Of course, we can visualize other things besides unemployment statistic by US county. For example, here is a map of the southeastern United States (see Figure 8-12). I used ggplot to build the map, and the geocode() function to look up the latitude and longitude values for a state university in each state. I then looked up the fall 2013 enrollment for each school and plotted the schools’ locations along with a label and the total enrollment, which shows as a larger filled circle for larger enrollments. Here is the code that accomplished this. Only a couple of the geocodes are shown to illustrate.
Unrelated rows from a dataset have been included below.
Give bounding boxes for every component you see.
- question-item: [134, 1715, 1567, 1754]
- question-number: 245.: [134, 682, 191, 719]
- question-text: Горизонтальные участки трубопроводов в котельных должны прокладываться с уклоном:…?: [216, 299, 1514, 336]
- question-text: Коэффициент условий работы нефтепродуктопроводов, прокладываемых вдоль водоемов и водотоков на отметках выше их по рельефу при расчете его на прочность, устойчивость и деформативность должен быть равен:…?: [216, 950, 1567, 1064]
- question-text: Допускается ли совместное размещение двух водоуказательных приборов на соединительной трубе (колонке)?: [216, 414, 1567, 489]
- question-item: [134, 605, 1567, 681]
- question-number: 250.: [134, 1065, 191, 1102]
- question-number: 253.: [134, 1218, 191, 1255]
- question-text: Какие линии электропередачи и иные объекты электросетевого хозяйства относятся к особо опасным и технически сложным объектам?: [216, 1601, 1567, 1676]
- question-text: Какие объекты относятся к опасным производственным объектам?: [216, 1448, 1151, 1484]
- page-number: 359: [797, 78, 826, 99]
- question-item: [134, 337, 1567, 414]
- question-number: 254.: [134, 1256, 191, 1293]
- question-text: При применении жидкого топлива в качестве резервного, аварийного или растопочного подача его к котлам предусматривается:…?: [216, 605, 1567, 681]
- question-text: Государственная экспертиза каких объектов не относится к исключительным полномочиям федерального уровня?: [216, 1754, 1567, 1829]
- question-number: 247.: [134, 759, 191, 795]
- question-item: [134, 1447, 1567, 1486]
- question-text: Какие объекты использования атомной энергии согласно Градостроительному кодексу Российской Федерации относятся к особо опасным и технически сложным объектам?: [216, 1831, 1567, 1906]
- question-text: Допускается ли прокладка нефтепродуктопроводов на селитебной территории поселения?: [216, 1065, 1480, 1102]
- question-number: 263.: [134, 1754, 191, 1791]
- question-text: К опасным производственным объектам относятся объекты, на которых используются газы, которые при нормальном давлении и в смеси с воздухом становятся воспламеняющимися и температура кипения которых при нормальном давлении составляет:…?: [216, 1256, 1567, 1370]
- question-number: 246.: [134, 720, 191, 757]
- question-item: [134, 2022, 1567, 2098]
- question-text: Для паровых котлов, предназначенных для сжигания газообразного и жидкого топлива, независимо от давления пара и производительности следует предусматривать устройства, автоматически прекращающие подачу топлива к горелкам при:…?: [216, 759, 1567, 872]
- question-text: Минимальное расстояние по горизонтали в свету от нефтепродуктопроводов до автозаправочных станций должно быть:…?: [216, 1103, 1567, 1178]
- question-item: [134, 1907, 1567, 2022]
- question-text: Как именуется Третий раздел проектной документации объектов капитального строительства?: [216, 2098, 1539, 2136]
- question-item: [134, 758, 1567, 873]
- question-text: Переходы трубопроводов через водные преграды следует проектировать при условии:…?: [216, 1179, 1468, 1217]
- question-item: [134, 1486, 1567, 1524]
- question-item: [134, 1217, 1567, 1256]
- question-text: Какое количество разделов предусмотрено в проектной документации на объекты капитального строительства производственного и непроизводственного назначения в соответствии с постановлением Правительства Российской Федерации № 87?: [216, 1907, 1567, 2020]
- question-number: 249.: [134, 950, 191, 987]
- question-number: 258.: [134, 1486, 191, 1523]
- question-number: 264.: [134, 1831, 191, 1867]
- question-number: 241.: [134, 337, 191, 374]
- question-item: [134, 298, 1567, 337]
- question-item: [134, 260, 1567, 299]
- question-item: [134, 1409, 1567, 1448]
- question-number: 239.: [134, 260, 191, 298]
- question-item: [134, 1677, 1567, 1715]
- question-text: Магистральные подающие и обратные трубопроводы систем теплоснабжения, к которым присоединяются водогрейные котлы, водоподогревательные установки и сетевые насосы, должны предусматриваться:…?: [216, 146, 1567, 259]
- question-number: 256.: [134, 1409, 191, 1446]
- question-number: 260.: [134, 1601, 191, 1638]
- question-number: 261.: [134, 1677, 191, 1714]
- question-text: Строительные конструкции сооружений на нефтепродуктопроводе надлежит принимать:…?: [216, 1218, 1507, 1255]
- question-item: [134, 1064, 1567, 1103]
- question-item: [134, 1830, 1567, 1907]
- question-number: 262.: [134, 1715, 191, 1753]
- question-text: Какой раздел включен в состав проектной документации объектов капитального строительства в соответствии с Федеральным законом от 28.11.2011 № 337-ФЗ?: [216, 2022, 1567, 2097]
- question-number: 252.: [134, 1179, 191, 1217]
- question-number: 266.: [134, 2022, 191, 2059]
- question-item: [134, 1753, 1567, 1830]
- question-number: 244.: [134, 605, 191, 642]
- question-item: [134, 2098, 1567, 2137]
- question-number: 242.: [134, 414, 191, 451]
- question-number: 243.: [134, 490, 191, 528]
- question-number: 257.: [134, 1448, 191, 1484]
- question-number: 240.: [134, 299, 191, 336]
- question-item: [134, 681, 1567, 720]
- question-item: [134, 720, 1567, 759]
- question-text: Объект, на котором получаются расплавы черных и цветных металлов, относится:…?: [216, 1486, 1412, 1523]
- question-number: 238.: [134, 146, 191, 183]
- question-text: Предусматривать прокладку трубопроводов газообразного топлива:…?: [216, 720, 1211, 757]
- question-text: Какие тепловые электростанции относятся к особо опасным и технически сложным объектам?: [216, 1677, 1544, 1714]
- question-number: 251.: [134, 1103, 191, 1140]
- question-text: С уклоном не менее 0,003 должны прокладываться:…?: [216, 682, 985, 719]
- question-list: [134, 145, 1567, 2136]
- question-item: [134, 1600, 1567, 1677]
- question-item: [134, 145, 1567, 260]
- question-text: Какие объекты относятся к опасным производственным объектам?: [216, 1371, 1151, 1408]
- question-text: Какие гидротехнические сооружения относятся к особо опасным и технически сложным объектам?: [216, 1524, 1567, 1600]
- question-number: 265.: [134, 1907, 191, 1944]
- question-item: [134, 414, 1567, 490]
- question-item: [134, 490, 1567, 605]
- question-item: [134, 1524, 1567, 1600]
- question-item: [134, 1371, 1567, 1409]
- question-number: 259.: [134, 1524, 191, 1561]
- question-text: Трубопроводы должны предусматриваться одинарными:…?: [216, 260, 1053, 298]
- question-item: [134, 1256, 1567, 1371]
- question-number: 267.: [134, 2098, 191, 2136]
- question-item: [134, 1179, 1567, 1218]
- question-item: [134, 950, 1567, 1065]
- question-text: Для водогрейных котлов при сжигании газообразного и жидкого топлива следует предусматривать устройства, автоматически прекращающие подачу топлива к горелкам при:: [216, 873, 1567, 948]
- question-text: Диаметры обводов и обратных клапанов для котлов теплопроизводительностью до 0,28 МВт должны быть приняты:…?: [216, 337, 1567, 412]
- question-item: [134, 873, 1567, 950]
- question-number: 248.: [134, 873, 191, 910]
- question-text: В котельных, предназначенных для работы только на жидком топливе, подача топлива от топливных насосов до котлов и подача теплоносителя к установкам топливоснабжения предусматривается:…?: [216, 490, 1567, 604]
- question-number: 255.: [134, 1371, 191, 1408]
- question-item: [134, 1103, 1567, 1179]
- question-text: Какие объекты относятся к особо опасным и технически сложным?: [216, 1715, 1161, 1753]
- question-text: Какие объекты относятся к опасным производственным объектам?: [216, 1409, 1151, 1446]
> geocode("university of georgia")
Information from URL : http://maps.googleapis.com/maps/api/geocode/json?address=university+of+georgia&sensor=false
Google Maps API Terms of Service : http://developers.google.com/maps/terms
lon lat
1 -83.37732 33.94801
> geocode("university of alabama")

Information from URL : http://maps.googleapis.com/maps/api/geocode/json?address=university+of+alabama&sensor=false

Google Maps API Terms of Service : http://developers.google.com/maps/terms
lon lat
1 -87.54743 33.21444

> mydata
school long lat enrollment label
1 University of Alabama -87.54743 33.21444 34852 UA
2 University of Florida -82.34639 29.64526 49042 UF
3 University of Georgia -83.37732 33.94801 34536 UGA
4 University of Kentucky -84.50397 38.03065 28037 UK
5 University of Mississippi -89.53844 34.36473 22286 Ole Miss
6 University of North Carolina at Chapel Hill -79.04691 35.90491 28136 UNC
7 University of South Carolina -81.02743 33.99611 32848 USC
8 University of Tennessee at Knoxville -83.92074 35.96064 27171 UTK
9 University of Virginia -78.50798 38.03355 23464 UVA

9781484201312_Fig08-12

Figure 8-12. Universities in the southeast and their enrollments

Now, here is the code for making the map:

library(ggplot2)
library(maps)
#load us map data
all_states <- map_data("state")
southeast <- subset(all_states, region %in% c("florida", "georgia", "south carolina", "north carolina", "virginia","kentucky","tennessee","mississippi","alabama"))
p <- ggplot()
p <- p + geom_polygon(data=southeast, aes(x=long, y=lat, group = group), color="white" )
p <- p + geom_point( data=mydata, aes(x=long, y=lat, size = enrollment), color="coral1") + scale_size(name="Total Enrollment")
p <- p + geom_text( data=mydata, hjust=0.5, vjust=-0.5, aes(x=long, y=lat, label=label), color="gold2", size=4 )

And finally, the map itself (see Figure 8-12).